While the above is a preferred way of defining messages where the download will have a different name from the upstream source, a second method is available, the rename used as follows:

msg[‘rename’] = alternate relPath … download it to here instead of using relPath.

again, once downloaded, the rename header should be removed from the message prior to forwarding to downstream clients. the relPath needs to be adjusted.

Note that both of these methods work the same for senders as well. The term ‘download’ is used for simplicity.

Web Sites with non-standard file listings

The poll/nasa_mls

Other Examples

Subclassing of Sarracenia.flowcb is used internally to do a lot of core work. It’s a good idea to look at the sarracenia source code itself. For example:

sr3 list fcb is a command to list all the callback classes that are included in the metpx-sr3 package.
sarracenia.flowcb have a look at the __init__.py file in there, which provides this information on a more programmatically succinct format.
sarracenia.flowcb.gather.file.File is a class that implements file posting and directory watching, in the sense of a callback that implements the gather entry point, by reading a file system and building a list of notification messages for processing.
sarracenia.flowcb.gather.message.Message is a class that implements reception of notification messages from message queue protocol flows.
sarracenia.flowcb.nodupe.NoDupe This modules removes duplicates from message flows based on Identity checksums.
sarracenia.flowcb.post.message.Message is a class that implements posting notification messages to Message queue protocol flows
sarracenia.flowcb.retry.Retry when the transfer of a file fails, Sarracenia needs to persist the relevant notification message to a state file for a later time when it can be tried again. This class implements that functionality.
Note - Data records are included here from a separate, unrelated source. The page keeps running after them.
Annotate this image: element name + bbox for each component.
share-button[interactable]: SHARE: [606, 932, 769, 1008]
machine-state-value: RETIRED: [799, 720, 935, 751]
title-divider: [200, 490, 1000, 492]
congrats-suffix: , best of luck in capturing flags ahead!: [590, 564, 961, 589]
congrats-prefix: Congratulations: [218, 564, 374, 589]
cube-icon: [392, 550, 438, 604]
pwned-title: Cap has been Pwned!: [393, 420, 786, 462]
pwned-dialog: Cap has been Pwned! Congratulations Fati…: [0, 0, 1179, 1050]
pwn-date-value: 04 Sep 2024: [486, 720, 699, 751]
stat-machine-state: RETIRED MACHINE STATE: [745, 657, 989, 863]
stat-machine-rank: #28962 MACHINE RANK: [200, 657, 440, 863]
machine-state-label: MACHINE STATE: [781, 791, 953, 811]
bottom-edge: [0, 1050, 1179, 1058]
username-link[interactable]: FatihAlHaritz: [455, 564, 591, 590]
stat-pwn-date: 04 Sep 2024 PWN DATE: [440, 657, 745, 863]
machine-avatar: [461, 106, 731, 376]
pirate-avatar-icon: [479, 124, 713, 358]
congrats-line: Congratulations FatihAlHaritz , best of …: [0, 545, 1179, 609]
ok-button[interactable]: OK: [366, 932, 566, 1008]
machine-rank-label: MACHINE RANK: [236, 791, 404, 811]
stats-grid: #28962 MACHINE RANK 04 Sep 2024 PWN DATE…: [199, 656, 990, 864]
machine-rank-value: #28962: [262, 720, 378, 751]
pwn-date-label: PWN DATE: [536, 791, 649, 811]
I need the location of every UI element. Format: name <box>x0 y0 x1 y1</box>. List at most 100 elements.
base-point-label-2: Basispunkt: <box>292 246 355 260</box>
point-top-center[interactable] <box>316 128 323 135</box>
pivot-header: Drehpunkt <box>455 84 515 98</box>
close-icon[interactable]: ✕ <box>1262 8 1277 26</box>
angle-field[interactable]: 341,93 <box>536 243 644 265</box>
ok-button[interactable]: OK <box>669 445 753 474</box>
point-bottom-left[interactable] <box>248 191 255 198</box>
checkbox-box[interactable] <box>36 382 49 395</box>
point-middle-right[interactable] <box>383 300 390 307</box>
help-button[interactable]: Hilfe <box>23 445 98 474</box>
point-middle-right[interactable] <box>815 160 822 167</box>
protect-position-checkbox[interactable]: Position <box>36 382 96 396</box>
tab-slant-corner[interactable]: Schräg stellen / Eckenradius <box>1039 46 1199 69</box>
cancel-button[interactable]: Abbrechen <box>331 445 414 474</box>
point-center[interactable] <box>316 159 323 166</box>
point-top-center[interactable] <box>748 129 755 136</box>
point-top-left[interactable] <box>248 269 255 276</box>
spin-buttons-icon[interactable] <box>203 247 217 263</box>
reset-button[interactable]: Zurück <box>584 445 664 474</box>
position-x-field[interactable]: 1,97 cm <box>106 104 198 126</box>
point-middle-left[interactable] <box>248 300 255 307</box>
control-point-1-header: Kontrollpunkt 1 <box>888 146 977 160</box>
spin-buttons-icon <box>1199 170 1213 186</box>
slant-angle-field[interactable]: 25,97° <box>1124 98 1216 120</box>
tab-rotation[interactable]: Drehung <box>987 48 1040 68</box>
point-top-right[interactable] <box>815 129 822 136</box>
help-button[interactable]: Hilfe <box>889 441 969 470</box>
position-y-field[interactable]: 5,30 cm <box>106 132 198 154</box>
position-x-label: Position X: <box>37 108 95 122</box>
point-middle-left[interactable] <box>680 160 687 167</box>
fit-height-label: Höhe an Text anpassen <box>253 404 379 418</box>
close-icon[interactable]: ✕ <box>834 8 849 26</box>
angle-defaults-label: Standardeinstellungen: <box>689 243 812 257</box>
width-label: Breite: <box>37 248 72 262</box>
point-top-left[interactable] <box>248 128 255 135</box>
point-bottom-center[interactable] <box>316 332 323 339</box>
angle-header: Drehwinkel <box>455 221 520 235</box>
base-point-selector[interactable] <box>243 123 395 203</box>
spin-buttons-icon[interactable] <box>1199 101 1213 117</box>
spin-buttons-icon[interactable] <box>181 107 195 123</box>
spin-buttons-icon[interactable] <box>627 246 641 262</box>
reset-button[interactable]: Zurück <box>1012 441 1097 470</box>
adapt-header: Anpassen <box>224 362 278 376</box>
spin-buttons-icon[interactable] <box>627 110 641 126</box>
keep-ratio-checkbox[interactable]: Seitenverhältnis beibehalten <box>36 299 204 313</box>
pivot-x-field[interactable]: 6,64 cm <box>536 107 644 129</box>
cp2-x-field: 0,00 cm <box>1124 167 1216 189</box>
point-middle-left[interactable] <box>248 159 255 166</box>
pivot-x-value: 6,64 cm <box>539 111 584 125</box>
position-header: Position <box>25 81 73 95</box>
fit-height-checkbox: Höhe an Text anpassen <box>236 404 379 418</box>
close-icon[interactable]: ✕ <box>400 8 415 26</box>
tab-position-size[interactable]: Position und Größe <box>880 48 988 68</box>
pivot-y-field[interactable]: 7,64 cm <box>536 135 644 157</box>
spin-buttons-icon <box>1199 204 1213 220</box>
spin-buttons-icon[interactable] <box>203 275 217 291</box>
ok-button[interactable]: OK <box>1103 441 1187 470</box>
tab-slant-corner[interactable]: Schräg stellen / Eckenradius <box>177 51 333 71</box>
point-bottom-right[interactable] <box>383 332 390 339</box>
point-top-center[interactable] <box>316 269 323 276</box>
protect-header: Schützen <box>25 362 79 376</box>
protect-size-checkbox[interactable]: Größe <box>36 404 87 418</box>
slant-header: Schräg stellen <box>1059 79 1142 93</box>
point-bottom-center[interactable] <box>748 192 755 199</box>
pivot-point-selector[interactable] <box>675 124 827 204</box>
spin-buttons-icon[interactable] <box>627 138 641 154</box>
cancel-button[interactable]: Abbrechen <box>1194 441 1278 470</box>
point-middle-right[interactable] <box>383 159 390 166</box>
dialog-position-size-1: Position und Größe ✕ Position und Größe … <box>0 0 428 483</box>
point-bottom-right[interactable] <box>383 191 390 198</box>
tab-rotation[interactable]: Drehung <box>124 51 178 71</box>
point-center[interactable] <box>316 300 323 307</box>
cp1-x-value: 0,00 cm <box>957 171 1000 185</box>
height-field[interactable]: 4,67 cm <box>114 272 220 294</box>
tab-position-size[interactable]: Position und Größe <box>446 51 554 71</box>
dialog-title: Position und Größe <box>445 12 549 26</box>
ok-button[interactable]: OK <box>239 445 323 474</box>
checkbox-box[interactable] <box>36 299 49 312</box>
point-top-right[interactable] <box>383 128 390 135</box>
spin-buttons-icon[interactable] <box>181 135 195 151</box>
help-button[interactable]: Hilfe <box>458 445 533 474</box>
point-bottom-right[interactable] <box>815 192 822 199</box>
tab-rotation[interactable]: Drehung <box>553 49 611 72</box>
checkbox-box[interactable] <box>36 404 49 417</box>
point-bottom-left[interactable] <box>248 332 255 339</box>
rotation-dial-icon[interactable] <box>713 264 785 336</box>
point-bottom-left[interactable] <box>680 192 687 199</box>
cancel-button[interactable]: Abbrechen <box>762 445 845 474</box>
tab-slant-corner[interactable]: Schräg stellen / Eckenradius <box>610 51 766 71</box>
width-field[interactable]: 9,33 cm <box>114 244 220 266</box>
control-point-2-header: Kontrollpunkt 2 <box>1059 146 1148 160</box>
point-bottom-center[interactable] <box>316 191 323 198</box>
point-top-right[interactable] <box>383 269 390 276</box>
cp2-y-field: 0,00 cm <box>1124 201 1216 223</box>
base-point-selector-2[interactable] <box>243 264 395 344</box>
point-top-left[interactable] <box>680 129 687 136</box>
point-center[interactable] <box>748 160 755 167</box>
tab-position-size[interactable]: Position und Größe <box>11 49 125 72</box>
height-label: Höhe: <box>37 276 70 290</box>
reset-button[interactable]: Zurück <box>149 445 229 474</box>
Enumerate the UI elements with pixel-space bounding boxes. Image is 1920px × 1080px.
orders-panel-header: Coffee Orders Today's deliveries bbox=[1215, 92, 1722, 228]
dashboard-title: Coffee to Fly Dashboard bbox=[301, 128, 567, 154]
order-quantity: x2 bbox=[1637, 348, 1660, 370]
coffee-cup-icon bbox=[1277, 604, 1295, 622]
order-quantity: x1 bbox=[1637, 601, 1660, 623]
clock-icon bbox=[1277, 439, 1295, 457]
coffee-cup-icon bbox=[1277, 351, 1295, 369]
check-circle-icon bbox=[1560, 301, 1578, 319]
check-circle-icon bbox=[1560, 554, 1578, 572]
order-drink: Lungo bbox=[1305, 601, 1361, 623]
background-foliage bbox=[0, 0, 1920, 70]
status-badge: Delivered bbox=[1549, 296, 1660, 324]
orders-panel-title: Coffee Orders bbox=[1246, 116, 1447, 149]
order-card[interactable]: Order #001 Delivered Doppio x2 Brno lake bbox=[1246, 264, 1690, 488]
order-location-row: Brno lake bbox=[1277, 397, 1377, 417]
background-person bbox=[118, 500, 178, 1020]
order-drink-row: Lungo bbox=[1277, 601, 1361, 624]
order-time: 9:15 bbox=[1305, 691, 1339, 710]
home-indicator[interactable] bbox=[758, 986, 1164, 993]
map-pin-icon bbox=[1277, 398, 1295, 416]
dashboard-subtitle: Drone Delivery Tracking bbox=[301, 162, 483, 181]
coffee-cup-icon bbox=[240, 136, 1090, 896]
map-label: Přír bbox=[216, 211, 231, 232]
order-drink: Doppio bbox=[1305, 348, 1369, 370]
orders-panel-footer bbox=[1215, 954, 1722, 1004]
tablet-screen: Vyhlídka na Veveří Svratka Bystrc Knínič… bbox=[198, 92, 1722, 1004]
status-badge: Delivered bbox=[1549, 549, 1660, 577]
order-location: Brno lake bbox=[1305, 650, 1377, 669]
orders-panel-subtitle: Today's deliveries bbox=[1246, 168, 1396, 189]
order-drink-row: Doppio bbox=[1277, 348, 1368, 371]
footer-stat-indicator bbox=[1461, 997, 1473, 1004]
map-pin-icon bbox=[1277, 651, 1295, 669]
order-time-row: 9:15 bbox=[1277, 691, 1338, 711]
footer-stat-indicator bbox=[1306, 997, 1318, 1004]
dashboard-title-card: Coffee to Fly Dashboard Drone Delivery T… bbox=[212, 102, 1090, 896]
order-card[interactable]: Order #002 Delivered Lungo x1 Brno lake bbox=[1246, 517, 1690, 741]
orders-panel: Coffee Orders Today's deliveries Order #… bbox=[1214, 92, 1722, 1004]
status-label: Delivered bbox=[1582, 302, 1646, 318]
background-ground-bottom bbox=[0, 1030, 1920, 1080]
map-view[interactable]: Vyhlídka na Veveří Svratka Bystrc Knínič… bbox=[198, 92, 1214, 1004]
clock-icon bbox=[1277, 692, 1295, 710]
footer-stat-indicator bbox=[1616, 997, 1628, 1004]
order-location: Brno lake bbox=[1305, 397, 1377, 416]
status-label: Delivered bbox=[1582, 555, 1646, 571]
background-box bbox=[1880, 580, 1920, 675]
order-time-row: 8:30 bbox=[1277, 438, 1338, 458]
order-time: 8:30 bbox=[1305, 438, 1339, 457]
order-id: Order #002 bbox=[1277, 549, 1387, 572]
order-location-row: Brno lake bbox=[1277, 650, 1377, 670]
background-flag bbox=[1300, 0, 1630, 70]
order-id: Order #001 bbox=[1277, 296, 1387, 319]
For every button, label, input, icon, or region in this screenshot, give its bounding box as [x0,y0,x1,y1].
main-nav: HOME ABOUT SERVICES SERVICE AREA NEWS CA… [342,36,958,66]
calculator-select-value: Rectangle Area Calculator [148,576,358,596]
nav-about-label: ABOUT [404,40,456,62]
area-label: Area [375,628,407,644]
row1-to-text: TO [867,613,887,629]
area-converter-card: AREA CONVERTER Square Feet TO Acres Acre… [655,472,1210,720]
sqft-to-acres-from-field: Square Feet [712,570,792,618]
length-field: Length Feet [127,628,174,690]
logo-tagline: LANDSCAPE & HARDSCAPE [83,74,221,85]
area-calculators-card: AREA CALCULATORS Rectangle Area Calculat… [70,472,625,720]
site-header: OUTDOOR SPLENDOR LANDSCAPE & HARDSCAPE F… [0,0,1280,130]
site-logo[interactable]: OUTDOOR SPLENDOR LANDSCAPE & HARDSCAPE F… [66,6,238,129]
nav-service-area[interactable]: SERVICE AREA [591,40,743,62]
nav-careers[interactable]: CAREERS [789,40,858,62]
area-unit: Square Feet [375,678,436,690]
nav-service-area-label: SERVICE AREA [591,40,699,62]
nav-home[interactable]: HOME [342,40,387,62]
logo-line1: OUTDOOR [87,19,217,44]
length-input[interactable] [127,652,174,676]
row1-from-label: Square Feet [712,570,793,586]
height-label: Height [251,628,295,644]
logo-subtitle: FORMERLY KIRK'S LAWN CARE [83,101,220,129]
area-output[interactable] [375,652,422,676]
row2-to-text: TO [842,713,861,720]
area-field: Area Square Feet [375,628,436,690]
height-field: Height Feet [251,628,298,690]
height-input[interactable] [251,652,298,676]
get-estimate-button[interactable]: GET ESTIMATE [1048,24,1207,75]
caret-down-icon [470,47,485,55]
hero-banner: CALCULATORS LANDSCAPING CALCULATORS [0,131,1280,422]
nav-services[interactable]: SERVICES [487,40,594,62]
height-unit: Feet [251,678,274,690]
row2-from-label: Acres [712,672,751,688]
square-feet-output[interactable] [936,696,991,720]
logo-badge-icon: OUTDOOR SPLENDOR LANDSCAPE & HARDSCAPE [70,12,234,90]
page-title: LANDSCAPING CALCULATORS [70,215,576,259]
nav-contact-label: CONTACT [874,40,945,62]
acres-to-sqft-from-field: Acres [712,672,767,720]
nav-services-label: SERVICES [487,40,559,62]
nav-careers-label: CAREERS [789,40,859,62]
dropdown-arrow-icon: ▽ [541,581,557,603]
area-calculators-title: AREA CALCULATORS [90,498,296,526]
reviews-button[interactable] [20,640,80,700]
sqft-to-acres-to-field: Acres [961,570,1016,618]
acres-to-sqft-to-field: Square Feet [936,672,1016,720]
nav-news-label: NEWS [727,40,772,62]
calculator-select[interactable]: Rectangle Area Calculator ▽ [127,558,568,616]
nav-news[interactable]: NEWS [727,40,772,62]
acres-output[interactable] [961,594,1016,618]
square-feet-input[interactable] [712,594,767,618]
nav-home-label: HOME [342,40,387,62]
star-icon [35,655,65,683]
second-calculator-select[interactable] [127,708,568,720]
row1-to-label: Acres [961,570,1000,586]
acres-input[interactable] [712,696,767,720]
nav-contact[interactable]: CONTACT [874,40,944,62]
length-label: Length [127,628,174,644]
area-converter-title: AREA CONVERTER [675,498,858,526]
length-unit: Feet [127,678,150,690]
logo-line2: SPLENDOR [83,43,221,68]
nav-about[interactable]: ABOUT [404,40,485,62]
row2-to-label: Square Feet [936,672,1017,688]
Modifying Files in Flight

The sarracenia.transfer class has an on_data entry point:

 def on_data(self, chunk) -> bytes:
     """
         transform data as it is being read.
         Given a buffer, return the transformed buffer.
         Checksum calculation is based on pre transformation... likely need
         a post transformation value as well.
     """
     # modify the chunk in this body...
     return chunk

def registered_as():
     return ['scr' ]

# copied from sarracenia.transfer.https

def connect(self):

     if self.connected: self.close()

     self.connected = False
     self.sendTo = self.o.sendTo.replace('scr', 'https', 1)
     self.timeout = self.o.timeout

     if not self.credentials(): return False

     return True

to perform inflight data modification, one can sub-class the relevant transfer class. Such a class (scr - strip carriage returns) can be added by putting an import in the configuration file:

import scr.py

then messages where the retrieval url is set to use the scr retrieval scheme will use this custome transfer protocol.

Subclassing Flow

If none of the built-in components ( poll, post, sarra, shovel, subscribe, watch, winnow ) have the behaviour desired, one can build a custom component to do the right thing by sub-classing flow.

Copy one of the flow sub-classes from the source code, and modify to taste. In the configuration file, add the line:

flowMain myComponent

to have the flow use the new component.